The following optional parameters modify how data is read from the Event Hub:

  • Consumer-Group, string (default “$Default”): sets an Event Hubs consumer group to use when reading data. The default consumer group used is “$Default”.

  • Initial-Checkpoint, string (default “start”): set to “start” to read all entries from the beginning of the Event Hub stream. Set to “end” to only read new entries which are created after the ingester starts.

The following optional parameters modify how the Timestamp field is set for entries:

  • Parse-Time, boolean (default false): if set to true, the ingester will attempt to extract a timestamp from the body of each event read from the Event Hub. By default, the timestamp is instead read from the EnqueuedTime property on the event.

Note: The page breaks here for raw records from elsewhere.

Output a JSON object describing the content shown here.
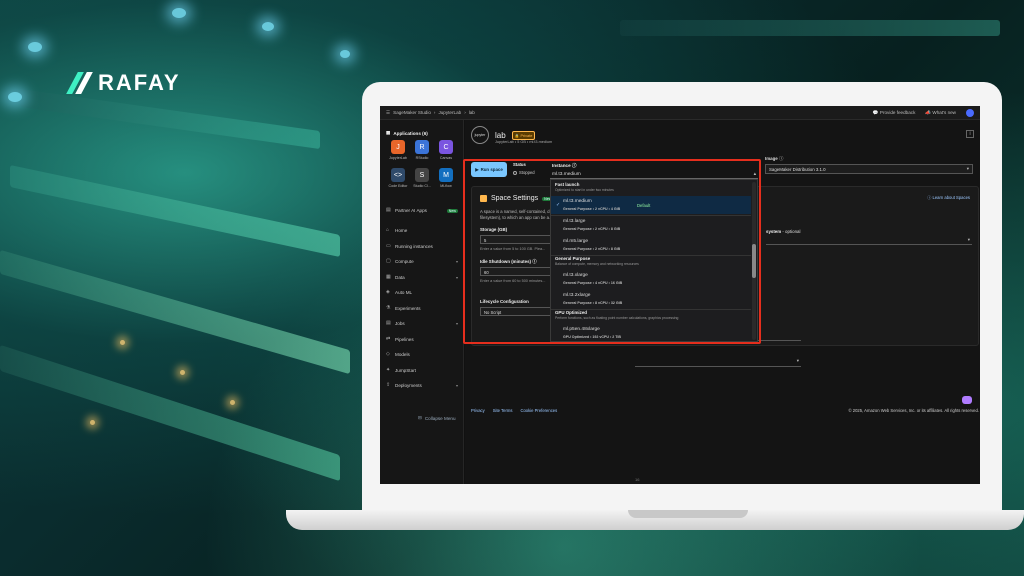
{
  "brand": {
    "text": "RAFAY"
  },
  "topbar": {
    "breadcrumb": [
      "SageMaker Studio",
      "JupyterLab",
      "lab"
    ],
    "feedback": "Provide feedback",
    "whats_new": "What's new"
  },
  "sidebar": {
    "apps_title": "Applications (6)",
    "apps": [
      {
        "label": "JupyterLab",
        "color": "#e8662a",
        "glyph": "J"
      },
      {
        "label": "RStudio",
        "color": "#3b74d8",
        "glyph": "R"
      },
      {
        "label": "Canvas",
        "color": "#7a55e0",
        "glyph": "C"
      },
      {
        "label": "Code Editor",
        "color": "#2f4a6a",
        "glyph": "<>"
      },
      {
        "label": "Studio Cl...",
        "color": "#444",
        "glyph": "S"
      },
      {
        "label": "MLflow",
        "color": "#136fbf",
        "glyph": "M"
      }
    ],
    "partner": "Partner AI Apps",
    "new_tag": "New",
    "nav": [
      "Home",
      "Running instances",
      "Compute",
      "Data",
      "Auto ML",
      "Experiments",
      "Jobs",
      "Pipelines",
      "Models",
      "JumpStart",
      "Deployments"
    ],
    "collapse": "Collapse Menu"
  },
  "main": {
    "title": "lab",
    "badge": "Private",
    "sub": "JupyterLab • 5 GB • ml.t3.medium",
    "run_label": "Run space",
    "status_label": "Status",
    "status_value": "Stopped",
    "image_label": "Image",
    "image_value": "SageMaker Distribution 3.1.0",
    "settings_title": "Space Settings",
    "settings_tag": "New",
    "learn": "Learn about Spaces",
    "desc": "A space is a named, self-contained, d... filesystem), to which an app can be a...",
    "storage_label": "Storage (GB)",
    "storage_value": "5",
    "storage_help": "Enter a value from 5 to 100 GB. Plea...",
    "idle_label": "Idle Shutdown (minutes)",
    "idle_value": "60",
    "idle_help": "Enter a value from 60 to 500 minutes...",
    "lifecycle_label": "Lifecycle Configuration",
    "lifecycle_value": "No Script",
    "fs_label": "system",
    "fs_optional": "- optional",
    "footer": [
      "Privacy",
      "Site Terms",
      "Cookie Preferences"
    ],
    "copyright": "© 2025, Amazon Web Services, Inc. or its affiliates. All rights reserved.",
    "page_num": "16"
  },
  "instance": {
    "label": "Instance",
    "value": "ml.t3.medium",
    "groups": [
      {
        "name": "Fast launch",
        "desc": "Optimized to start in under two minutes",
        "options": [
          {
            "name": "ml.t3.medium",
            "spec": "General Purpose • 2 vCPU • 4 GiB",
            "selected": true,
            "default": "Default"
          }
        ]
      },
      {
        "name": "",
        "desc": "",
        "options": [
          {
            "name": "ml.t3.large",
            "spec": "General Purpose • 2 vCPU • 8 GiB"
          },
          {
            "name": "ml.m5.large",
            "spec": "General Purpose • 2 vCPU • 8 GiB"
          }
        ]
      },
      {
        "name": "General Purpose",
        "desc": "Balance of compute, memory and networking resources",
        "options": [
          {
            "name": "ml.t3.xlarge",
            "spec": "General Purpose • 4 vCPU • 16 GiB"
          },
          {
            "name": "ml.t3.2xlarge",
            "spec": "General Purpose • 8 vCPU • 32 GiB"
          }
        ]
      },
      {
        "name": "GPU Optimized",
        "desc": "Perform functions, such as floating point number calculations, graphics processing",
        "options": [
          {
            "name": "ml.p5en.48xlarge",
            "spec": "GPU Optimized • 192 vCPU • 2 TiB"
          }
        ]
      }
    ]
  },
  "colors": {
    "highlight": "#e52e1d",
    "accent": "#7ac7ff"
  }
}
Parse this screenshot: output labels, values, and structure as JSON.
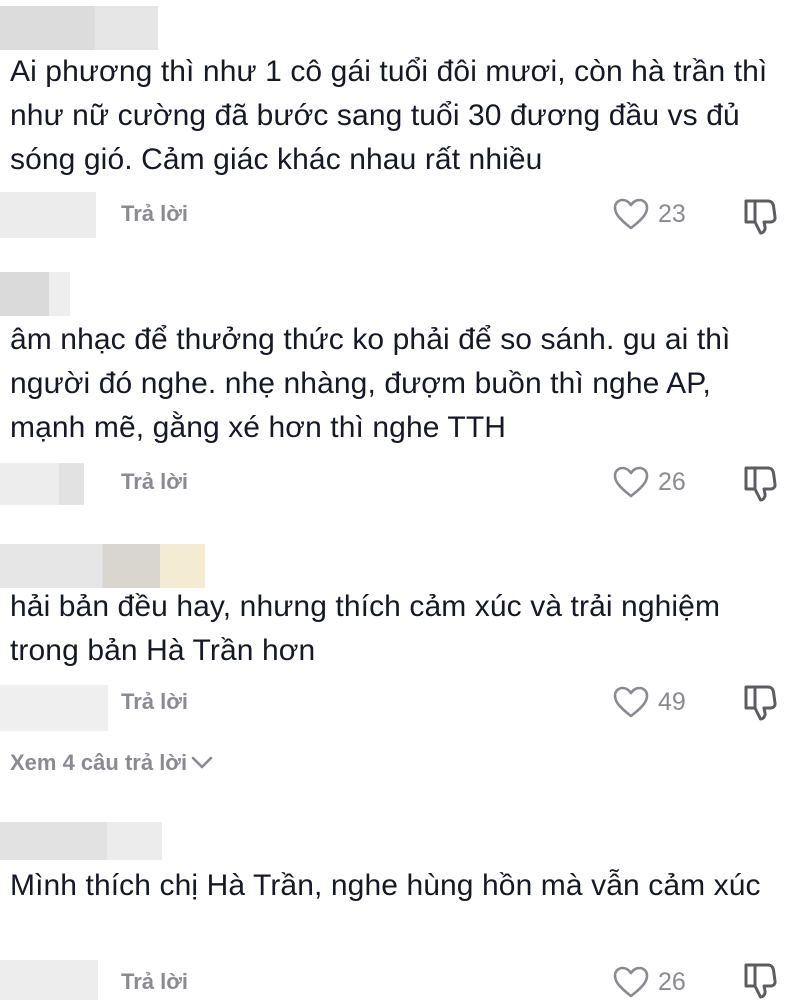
{
  "comments": [
    {
      "text": "Ai phương thì như 1 cô gái tuổi đôi mươi, còn hà trần thì như nữ cường đã bước sang tuổi 30 đương đầu vs đủ sóng gió. Cảm giác khác nhau rất nhiều",
      "reply_label": "Trả lời",
      "likes": "23"
    },
    {
      "text": "âm nhạc để thưởng thức ko phải để so sánh. gu ai thì người đó nghe. nhẹ nhàng, đượm buồn thì nghe AP, mạnh mẽ, gằng xé hơn thì nghe TTH",
      "reply_label": "Trả lời",
      "likes": "26"
    },
    {
      "text": "hải bản đều hay, nhưng thích cảm xúc và trải nghiệm trong bản Hà Trần hơn",
      "reply_label": "Trả lời",
      "likes": "49"
    },
    {
      "text": "Mình thích chị Hà Trần, nghe hùng hồn mà vẫn cảm xúc",
      "reply_label": "Trả lời",
      "likes": "26"
    }
  ],
  "view_replies": {
    "label": "Xem 4 câu trả lời"
  },
  "icons": {
    "like": "heart-outline-icon",
    "dislike": "thumbs-down-icon",
    "expand": "chevron-down-icon"
  },
  "colors": {
    "text": "#161823",
    "muted": "#8a8b91",
    "background": "#ffffff"
  }
}
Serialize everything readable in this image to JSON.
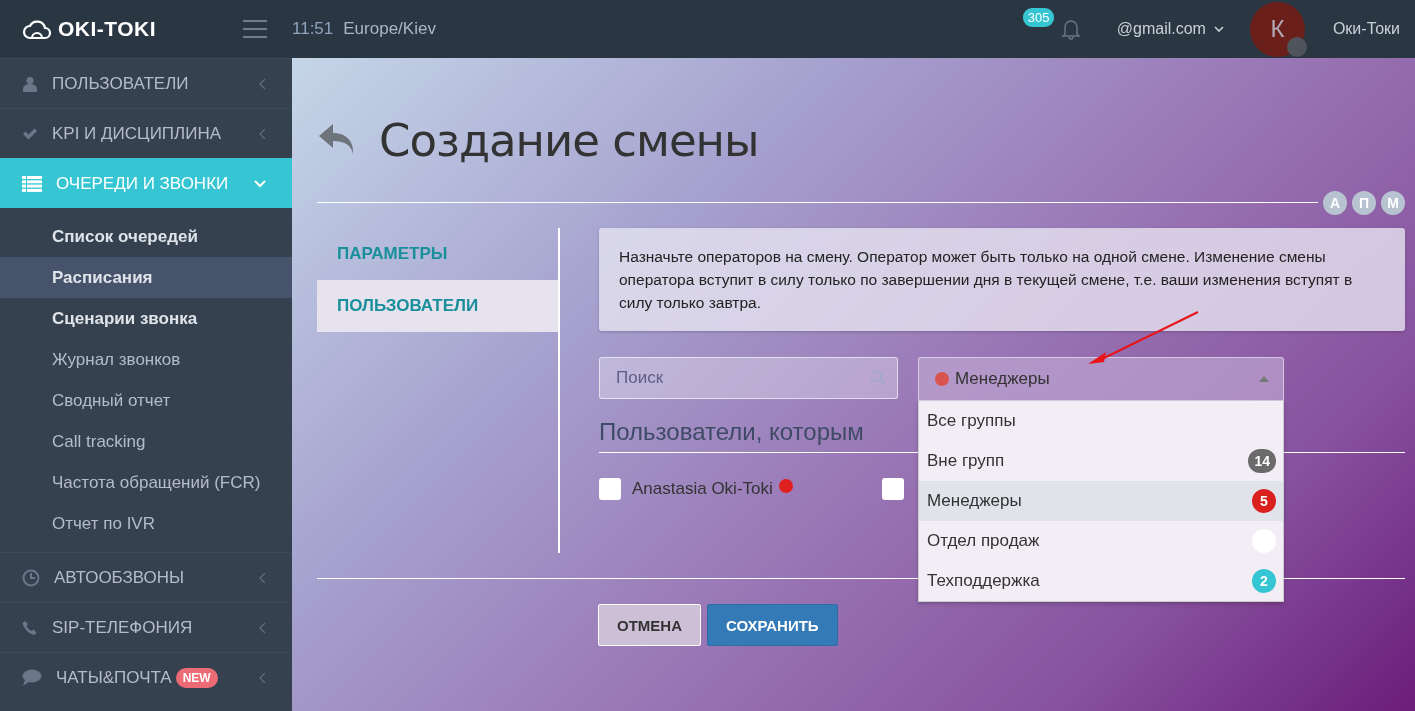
{
  "header": {
    "logo": "OKI-TOKI",
    "time": "11:51",
    "timezone": "Europe/Kiev",
    "notifications": "305",
    "email": "@gmail.com",
    "avatar": "К",
    "user_name": "Оки-Токи"
  },
  "sidebar": {
    "items": [
      {
        "kind": "section",
        "label": "ПОЛЬЗОВАТЕЛИ",
        "expanded": false
      },
      {
        "kind": "section",
        "label": "KPI И ДИСЦИПЛИНА",
        "expanded": false
      },
      {
        "kind": "section",
        "label": "ОЧЕРЕДИ И ЗВОНКИ",
        "expanded": true,
        "children": [
          {
            "kind": "group",
            "label": "Список очередей",
            "selected": false
          },
          {
            "kind": "group",
            "label": "Расписания",
            "selected": true
          },
          {
            "kind": "group",
            "label": "Сценарии звонка",
            "selected": false
          },
          {
            "kind": "link",
            "label": "Журнал звонков",
            "selected": false
          },
          {
            "kind": "link",
            "label": "Сводный отчет",
            "selected": false
          },
          {
            "kind": "link",
            "label": "Call tracking",
            "selected": false
          },
          {
            "kind": "link",
            "label": "Частота обращений (FCR)",
            "selected": false
          },
          {
            "kind": "link",
            "label": "Отчет по IVR",
            "selected": false
          }
        ]
      },
      {
        "kind": "section",
        "label": "АВТООБЗВОНЫ",
        "expanded": false
      },
      {
        "kind": "section",
        "label": "SIP-ТЕЛЕФОНИЯ",
        "expanded": false
      },
      {
        "kind": "section",
        "label": "ЧАТЫ&ПОЧТА",
        "badge": "NEW",
        "expanded": false
      }
    ]
  },
  "page": {
    "title": "Создание смены",
    "mode_buttons": [
      "А",
      "П",
      "М"
    ],
    "tabs": [
      {
        "label": "ПАРАМЕТРЫ",
        "selected": false
      },
      {
        "label": "ПОЛЬЗОВАТЕЛИ",
        "selected": true
      }
    ],
    "info": "Назначьте операторов на смену. Оператор может быть только на одной смене. Изменение смены оператора вступит в силу только по завершении дня в текущей смене, т.е. ваши изменения вступят в силу только завтра.",
    "search": {
      "placeholder": "Поиск"
    },
    "group_select": {
      "value": "Менеджеры",
      "color": "#d9534f",
      "expanded": true,
      "options": [
        {
          "label": "Все группы",
          "selected": false
        },
        {
          "label": "Вне групп",
          "count": "14",
          "color": "#6b6b6b",
          "selected": false
        },
        {
          "label": "Менеджеры",
          "count": "5",
          "color": "#d9201f",
          "selected": true
        },
        {
          "label": "Отдел продаж",
          "color": "#ffffff",
          "selected": false
        },
        {
          "label": "Техподдержка",
          "count": "2",
          "color": "#36c6d3",
          "selected": false
        }
      ]
    },
    "users_heading": "Пользователи, которым",
    "users": [
      {
        "name": "Anastasia Oki-Toki",
        "color": "#e02020",
        "checked": false
      },
      {
        "checked": false
      }
    ],
    "buttons": [
      {
        "kind": "cancel",
        "label": "ОТМЕНА"
      },
      {
        "kind": "save",
        "label": "СОХРАНИТЬ"
      }
    ]
  }
}
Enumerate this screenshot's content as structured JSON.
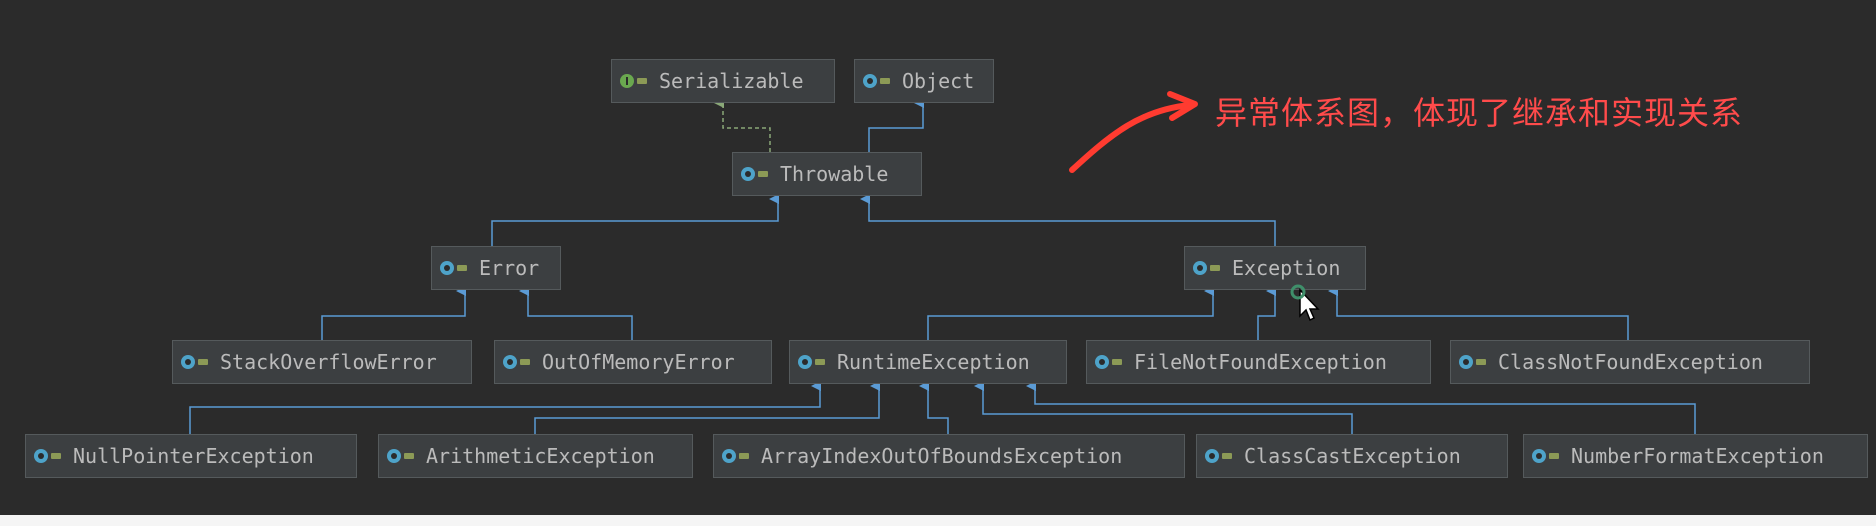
{
  "annotation": "异常体系图，体现了继承和实现关系",
  "colors": {
    "background": "#2b2b2b",
    "node_fill": "#3c3f41",
    "node_text": "#bbbbbb",
    "inheritance_line": "#5b9bd5",
    "realization_line": "#8aa878",
    "annotation": "#ff4b4b"
  },
  "icons": {
    "class": "class-icon",
    "interface": "interface-icon"
  },
  "nodes": {
    "serializable": "Serializable",
    "object": "Object",
    "throwable": "Throwable",
    "error": "Error",
    "exception": "Exception",
    "stackoverflowerror": "StackOverflowError",
    "outofmemoryerror": "OutOfMemoryError",
    "runtimeexception": "RuntimeException",
    "filenotfoundexception": "FileNotFoundException",
    "classnotfoundexception": "ClassNotFoundException",
    "nullpointerexception": "NullPointerException",
    "arithmeticexception": "ArithmeticException",
    "arrayindexoutofboundsexception": "ArrayIndexOutOfBoundsException",
    "classcastexception": "ClassCastException",
    "numberformatexception": "NumberFormatException"
  },
  "relations": [
    {
      "from": "Throwable",
      "to": "Serializable",
      "kind": "implements"
    },
    {
      "from": "Throwable",
      "to": "Object",
      "kind": "extends"
    },
    {
      "from": "Error",
      "to": "Throwable",
      "kind": "extends"
    },
    {
      "from": "Exception",
      "to": "Throwable",
      "kind": "extends"
    },
    {
      "from": "StackOverflowError",
      "to": "Error",
      "kind": "extends"
    },
    {
      "from": "OutOfMemoryError",
      "to": "Error",
      "kind": "extends"
    },
    {
      "from": "RuntimeException",
      "to": "Exception",
      "kind": "extends"
    },
    {
      "from": "FileNotFoundException",
      "to": "Exception",
      "kind": "extends"
    },
    {
      "from": "ClassNotFoundException",
      "to": "Exception",
      "kind": "extends"
    },
    {
      "from": "NullPointerException",
      "to": "RuntimeException",
      "kind": "extends"
    },
    {
      "from": "ArithmeticException",
      "to": "RuntimeException",
      "kind": "extends"
    },
    {
      "from": "ArrayIndexOutOfBoundsException",
      "to": "RuntimeException",
      "kind": "extends"
    },
    {
      "from": "ClassCastException",
      "to": "RuntimeException",
      "kind": "extends"
    },
    {
      "from": "NumberFormatException",
      "to": "RuntimeException",
      "kind": "extends"
    }
  ]
}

  • Timezone-Override, string: if set to a string such as “America/Chicago”, the ingester will use the specified timezone when attempting to extract timestamps from event bodies, rather than assuming UTC. This is useful when parsing timestamps which do not specify a UTC offset explicitly. Note that this parameter has no effect if Parse-Time is false!

  • Assume-Local-Timezone, boolean: if set to true, the ingester will use the system timezone when extracting timestamps from event bodies, rather than assuming UTC. Note that this parameter has no effect if Parse-Time is false!

Each EventHub configuration block may also specify one or more Preprocessor parameters to invoke Gravwell ingest proprocessors as needed.